From the course: Sales Enablement: Design Programs That Drive Business Strategy
Topics for skill development
From the course: Sales Enablement: Design Programs That Drive Business Strategy
Topics for skill development
- [Instructor] As you get started with your sales enablement program, how do you really know that your seller is going to use what you produce? In fact, do you know why you're even creating the topics and content you're creating? Well, you won't unless you can directly link your program topics to the skills the seller needs to be successful. And that takes designing your topics with measurable outcomes and the real needs of the sellers in mind. Why do you create the things you create? Do you know how they are used and what they produce?
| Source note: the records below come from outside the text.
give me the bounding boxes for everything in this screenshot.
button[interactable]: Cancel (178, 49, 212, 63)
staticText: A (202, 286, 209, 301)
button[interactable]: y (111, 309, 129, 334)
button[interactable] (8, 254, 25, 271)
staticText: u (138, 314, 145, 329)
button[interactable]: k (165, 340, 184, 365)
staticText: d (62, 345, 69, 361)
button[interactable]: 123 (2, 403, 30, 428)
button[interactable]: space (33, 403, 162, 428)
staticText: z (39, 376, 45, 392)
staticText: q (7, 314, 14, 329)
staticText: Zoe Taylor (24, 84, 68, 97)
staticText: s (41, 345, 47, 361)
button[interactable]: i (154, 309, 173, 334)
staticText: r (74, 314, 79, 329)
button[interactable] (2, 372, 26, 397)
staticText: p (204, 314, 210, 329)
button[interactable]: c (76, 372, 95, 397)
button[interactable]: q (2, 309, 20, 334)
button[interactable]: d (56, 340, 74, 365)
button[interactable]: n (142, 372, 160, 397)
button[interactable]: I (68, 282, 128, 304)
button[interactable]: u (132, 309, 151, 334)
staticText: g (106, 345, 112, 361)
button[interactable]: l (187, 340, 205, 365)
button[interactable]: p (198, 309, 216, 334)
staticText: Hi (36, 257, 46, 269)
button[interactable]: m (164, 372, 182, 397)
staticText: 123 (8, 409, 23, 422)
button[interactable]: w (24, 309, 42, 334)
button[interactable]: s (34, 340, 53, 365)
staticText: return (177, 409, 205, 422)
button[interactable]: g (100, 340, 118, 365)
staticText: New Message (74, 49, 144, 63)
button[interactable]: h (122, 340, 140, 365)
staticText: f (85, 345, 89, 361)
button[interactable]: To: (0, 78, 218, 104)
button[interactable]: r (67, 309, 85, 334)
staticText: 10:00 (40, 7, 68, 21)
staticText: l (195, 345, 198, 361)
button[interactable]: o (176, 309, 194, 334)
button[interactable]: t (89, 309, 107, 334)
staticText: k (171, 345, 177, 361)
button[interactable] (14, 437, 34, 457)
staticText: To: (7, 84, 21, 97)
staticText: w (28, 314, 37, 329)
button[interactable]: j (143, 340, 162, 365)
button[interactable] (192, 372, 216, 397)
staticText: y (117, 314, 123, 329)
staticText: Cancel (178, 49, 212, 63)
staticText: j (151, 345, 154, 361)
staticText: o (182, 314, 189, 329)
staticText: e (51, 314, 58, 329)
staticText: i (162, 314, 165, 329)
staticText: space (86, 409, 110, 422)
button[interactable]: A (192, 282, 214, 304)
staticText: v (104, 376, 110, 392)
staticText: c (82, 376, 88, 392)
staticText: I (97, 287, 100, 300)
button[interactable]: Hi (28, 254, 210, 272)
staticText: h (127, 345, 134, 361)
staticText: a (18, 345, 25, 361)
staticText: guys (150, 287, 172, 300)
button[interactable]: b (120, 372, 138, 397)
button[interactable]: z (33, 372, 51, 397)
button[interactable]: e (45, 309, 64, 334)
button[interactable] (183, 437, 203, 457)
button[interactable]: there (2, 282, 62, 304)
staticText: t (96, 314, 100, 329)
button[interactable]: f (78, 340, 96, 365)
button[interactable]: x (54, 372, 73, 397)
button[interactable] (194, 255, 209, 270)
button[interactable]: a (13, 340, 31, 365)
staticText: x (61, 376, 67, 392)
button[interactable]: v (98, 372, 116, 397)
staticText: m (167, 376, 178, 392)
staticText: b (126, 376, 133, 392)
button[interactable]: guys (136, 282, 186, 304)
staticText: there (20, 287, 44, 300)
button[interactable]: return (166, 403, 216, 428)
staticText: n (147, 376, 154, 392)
Have you ever asked about the impact that your work has on the people it's made to support? Do you know your audience and their daily job, what it's like to be a seller? When engaging sellers, I find the conversations shift when they're asked questions about their needs or if certain assets are helpful. Here are some asks that you might come across. We need negotiation training. We need product training. We need sales process training. These are a lot of things we hear from our clients, and on the surface, the request seems really reasonable. A lot of sellers need to be able to be good at all of those things within their job. There are two things that you need to follow up on to figure out what's going on and why the requester has decided that these are the answer. What's happening in the sales process with a customer that you're thinking this training is needed? Is this issue happening across many sellers or just a few? How do we know that this is the issue? As you start to uncover what's really going on and what the stakeholder sees as the issue, it helps you to start formulating if the request is really the answer, and if it's a strong answer, how you're going to know if it's successful. Ultimately, what you're digging into as a current state or baseline of where your sellers are today with, say, closing deals that are profitable, selling a new product, or addressing all of the steps needed for a strong deal during the sales process. So when you're given a topic and asked for something to be created, remember to follow up the request with your discovery questions so that you can make sure it's something that's going to make a material difference for the business.